BACKGROUND AND OBJECTIVES: The objective of this study was to assess the presence of autonomic nervous system dysfunction in PARK2 mutation carriers. PATIENTS AND METHODS: We performed a cross-sectional analysis of 8 PARK2 carriers (age: 60.1 ± 12.8 years) and 13 individuals with idiopathic PD (iPD) (age: 59.2 ± 8.9 years). Autonomic dysfunction was measured using the SCOPA-AUT questionnaire, non-invasive autonomic tests and responses of noradrenaline and vasopressin levels to postural changes. Myocardial sympathetic denervation was assessed with metaiodobenzylguanidine (MIBG) scintigraphy. This damage was further investigated in postmortem epicardial tissue of one PARK2 carrier and three control cases (two PDpatients and one subject without PD).

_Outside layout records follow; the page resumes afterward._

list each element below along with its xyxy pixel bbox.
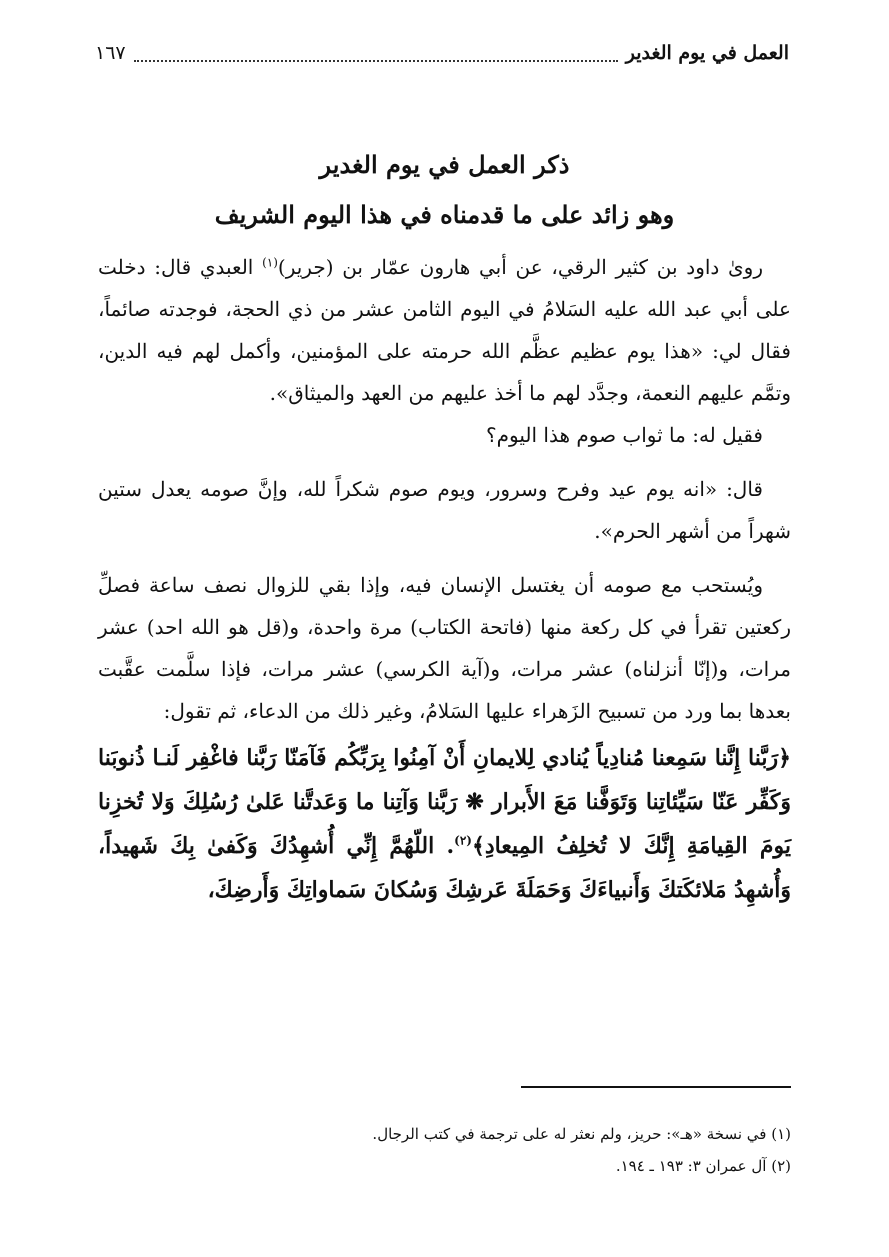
footnote-2: (٢) آل عمران ٣: ١٩٣ ـ ١٩٤. [615,1157,791,1175]
footnote-ref-1: (١) [262,255,278,270]
paragraph-answer: قال: «انه يوم عيد وفرح وسرور، ويوم صوم شكراً لله، وإنَّ صومه يعدل ستين شهراً من أشهر الحرم». [98,477,791,543]
running-header [95,36,789,70]
paragraph-narration [98,246,791,414]
leader-dots [134,44,618,62]
quran-verse: ﴿رَبَّنا إِنَّنا سَمِعنا مُنادِياً يُنادي لِلايمانِ أَنْ آمِنُوا بِرَبِّكُم فَآمَنّا رَبَّنا فاغْفِر لَنـا ذُنوبَنا وَكَفِّر عَنّا سَيِّئاتِنا وَتَوَفَّنا مَعَ الأَبرار ❋ رَبَّنا وَآتِنا ما وَعَدتَّنا عَلىٰ رُسُلِكَ وَلا تُخزِنا يَومَ القِيامَةِ إِنَّكَ لا تُخلِفُ المِيعادِ﴾ [98,745,792,859]
footnotes [98,1118,791,1182]
section-subtitle: وهو زائد على ما قدمناه في هذا اليوم الشريف [214,200,675,229]
narration-text-end: العبدي قال: دخلت على أبي عبد الله عليه السَلامُ في اليوم الثامن عشر من ذي الحجة، فوجدته صائماً، فقال لي: «هذا يوم عظيم عظَّم الله حرمته على المؤمنين، وأكمل لهم فيه الدين، وتمَّم عليهم النعمة، وجدَّد لهم ما أخذ عليهم من العهد والميثاق». [98,255,791,405]
running-title: العمل في يوم الغدير [625,42,789,64]
paragraph-question: فقيل له: ما ثواب صوم هذا اليوم؟ [486,423,763,447]
supplication-text: . اللّهُمَّ إِنِّي أُشهِدُكَ وَكَفىٰ بِكَ شَهيداً، وَأُشهِدُ مَلائكَتكَ وَأَنبياءَكَ وَحَمَلَةَ عَرشِكَ وَسُكانَ سَماواتِكَ وَأَرضِكَ، [98,833,791,903]
footnote-ref-2: (٢) [454,833,472,848]
section-title: ذكر العمل في يوم الغدير [319,150,570,179]
page-number: ١٦٧ [95,42,126,64]
narration-text-start: روىٰ داود بن كثير الرقي، عن أبي هارون عمّار بن (جرير) [277,255,763,279]
footnote-divider [521,1086,791,1088]
footnote-1: (١) في نسخة «هـ»: حريز، ولم نعثر له على ترجمة في كتب الرجال. [372,1125,791,1143]
paragraph-instructions: ويُستحب مع صومه أن يغتسل الإنسان فيه، وإذا بقي للزوال نصف ساعة فصلِّ ركعتين تقرأ في كل ركعة منها (فاتحة الكتاب) مرة واحدة، و(قل هو الله احد) عشر مرات، و(إنّا أنزلناه) عشر مرات، و(آية الكرسي) عشر مرات، فإذا سلَّمت عقَّبت بعدها بما ورد من تسبيح الزَهراء عليها السَلامُ، وغير ذلك من الدعاء، ثم تقول: [98,573,791,723]
quran-supplication [98,736,791,912]
body-text [98,246,791,912]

RESULTS: The prevalence of autonomic symptoms and orthostatic hypotension (OH) was lower in PARK2 mutation carriers than in iPD patients (SCOPA OUT: 3.4 ± 4.8 vs. 14.7 ± 7.2, p < 0.001; OH: present in three iPD patients but none of the PARK2 mutation carriers). Second, sympathetic myocardial denervation was less severe in PARK2 mutation carriers compared to controls, both in MIBG scintigraphy (late H/M uptake ratio: 1.52 ± 0.35 vs. 1.32 ± 0.25 p < 0.05) and in postmortem tissue study. Interestingly, axonal alpha-synuclein deposits were absent in epicardial tissue of the PARK2 mutation carrier while they were present in the two PDpatients. INTERPRETATION: Our study supports the view that autonomic nervous system dysfunction and myocardial sympathetic denervation are less pronounced in PARK2 mutation carriers than in individuals with iPD, suggesting that the involvement of small peripheral sympathetic nerve fibers is a minor pathological hallmark in PARK2 carriers.